Making comics is hard work, says Krish. “I have no control over the creative process. One day you’re fully motivated, the next you’re not. Sometimes a game idea lives in my head for a year before anything ends up on paper.” What he finds easiest is the final writing and storyboarding. “From that point on it just flows”, he says.

Hard work

He doesn’t really have a natural talent for drawing, he admits, but he actually finds that makes the process easier. “It’s not a creative process for me, so I don’t need to be inspired. I just have to work hard at it – and that can be planned.”

Anyone can learn to draw, Krish believes, if they put their mind to it. “Around 2010 I had a blog, and to make it stand out I added illustrations with stick figures. Later I moved to Facebook, and the comics became really popular there.
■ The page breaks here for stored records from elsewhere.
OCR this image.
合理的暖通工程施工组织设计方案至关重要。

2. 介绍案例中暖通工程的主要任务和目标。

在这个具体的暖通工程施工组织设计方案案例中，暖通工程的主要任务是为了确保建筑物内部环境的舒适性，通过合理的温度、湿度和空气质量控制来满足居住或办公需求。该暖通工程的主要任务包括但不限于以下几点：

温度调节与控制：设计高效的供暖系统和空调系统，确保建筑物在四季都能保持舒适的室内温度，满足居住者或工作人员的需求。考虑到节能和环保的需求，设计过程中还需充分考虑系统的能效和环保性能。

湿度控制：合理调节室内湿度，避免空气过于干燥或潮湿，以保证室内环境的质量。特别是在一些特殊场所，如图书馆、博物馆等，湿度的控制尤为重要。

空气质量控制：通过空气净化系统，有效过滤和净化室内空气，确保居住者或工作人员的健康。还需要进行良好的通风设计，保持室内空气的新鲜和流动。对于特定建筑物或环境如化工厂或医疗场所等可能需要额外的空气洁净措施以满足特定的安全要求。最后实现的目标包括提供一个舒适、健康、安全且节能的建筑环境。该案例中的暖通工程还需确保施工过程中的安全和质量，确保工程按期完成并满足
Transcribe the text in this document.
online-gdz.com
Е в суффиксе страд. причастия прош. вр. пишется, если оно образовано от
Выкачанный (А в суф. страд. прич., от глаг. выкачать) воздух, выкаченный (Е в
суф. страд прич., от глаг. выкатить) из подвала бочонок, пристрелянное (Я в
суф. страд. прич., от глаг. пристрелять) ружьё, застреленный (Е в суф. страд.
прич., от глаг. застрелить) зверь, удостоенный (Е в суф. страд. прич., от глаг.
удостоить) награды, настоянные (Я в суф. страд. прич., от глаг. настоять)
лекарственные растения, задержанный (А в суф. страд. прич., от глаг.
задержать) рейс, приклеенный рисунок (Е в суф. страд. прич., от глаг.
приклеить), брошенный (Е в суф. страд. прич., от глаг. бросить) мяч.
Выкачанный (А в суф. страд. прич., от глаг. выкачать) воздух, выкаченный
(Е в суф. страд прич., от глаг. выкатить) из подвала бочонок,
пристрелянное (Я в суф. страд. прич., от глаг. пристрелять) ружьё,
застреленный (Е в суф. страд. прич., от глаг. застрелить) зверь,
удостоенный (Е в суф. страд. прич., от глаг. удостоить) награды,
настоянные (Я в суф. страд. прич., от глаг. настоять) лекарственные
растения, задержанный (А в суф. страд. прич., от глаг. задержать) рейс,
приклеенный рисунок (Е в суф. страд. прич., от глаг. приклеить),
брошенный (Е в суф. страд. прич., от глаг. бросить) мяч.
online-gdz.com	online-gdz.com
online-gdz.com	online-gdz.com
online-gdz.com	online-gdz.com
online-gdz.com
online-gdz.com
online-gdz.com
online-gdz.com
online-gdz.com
That’s when I started teaching myself how to draw better – for instance by taking photos of myself in different poses and tracing them onto paper”, says Krish. “Then I’d edit them further in Photoshop. The more I did that, the better I got at anatomy. I still trace photos when I need to draw a tricky pose.”

Swamp creatures

‘Pigeons were useful to humans for centuries as a means of communication, so they still remember that people used to love them. But we’ve forgotten’

The game includes all kinds of observations Krish made since moving to the Netherlands. “I learned about the construction of Amsterdam – how the city rests on rotting wooden piles and is slowly sinking. People sometimes forget that it’s basically a swamp.”

This comes back in the game as ‘the swamp flat’, based on a real viewing of a home with one room that, for some reason, had very high humidity. In the virtual flat, a deep swamp is inhabited by endangered or extinct Dutch animals and plants, like the ruff, the narrow-headed marsh fly and the dark-blue bellflower.

His fascination with Dutch wildlife doesn’t end with extinct species. The Amsterdam city pigeon holds a special place in his heart. “There’s a group of volunteers called Pidgeon Rescue, who help the pigeons on Dam Square every week by removing waste like string or plastic wrapped around their feet. They call it stringfoot – it can be really dangerous for pigeons.” He actually wanted to make a comic about them. “Amsterdammers hate pigeons, they see them as flying rats, but I think it’s great that there’s a group that actually cares about them. You know, pigeons were useful to humans for centuries as a means of communication, so they still remember that people used to love them. But we’ve forgotten. And that’s actually quite sad.”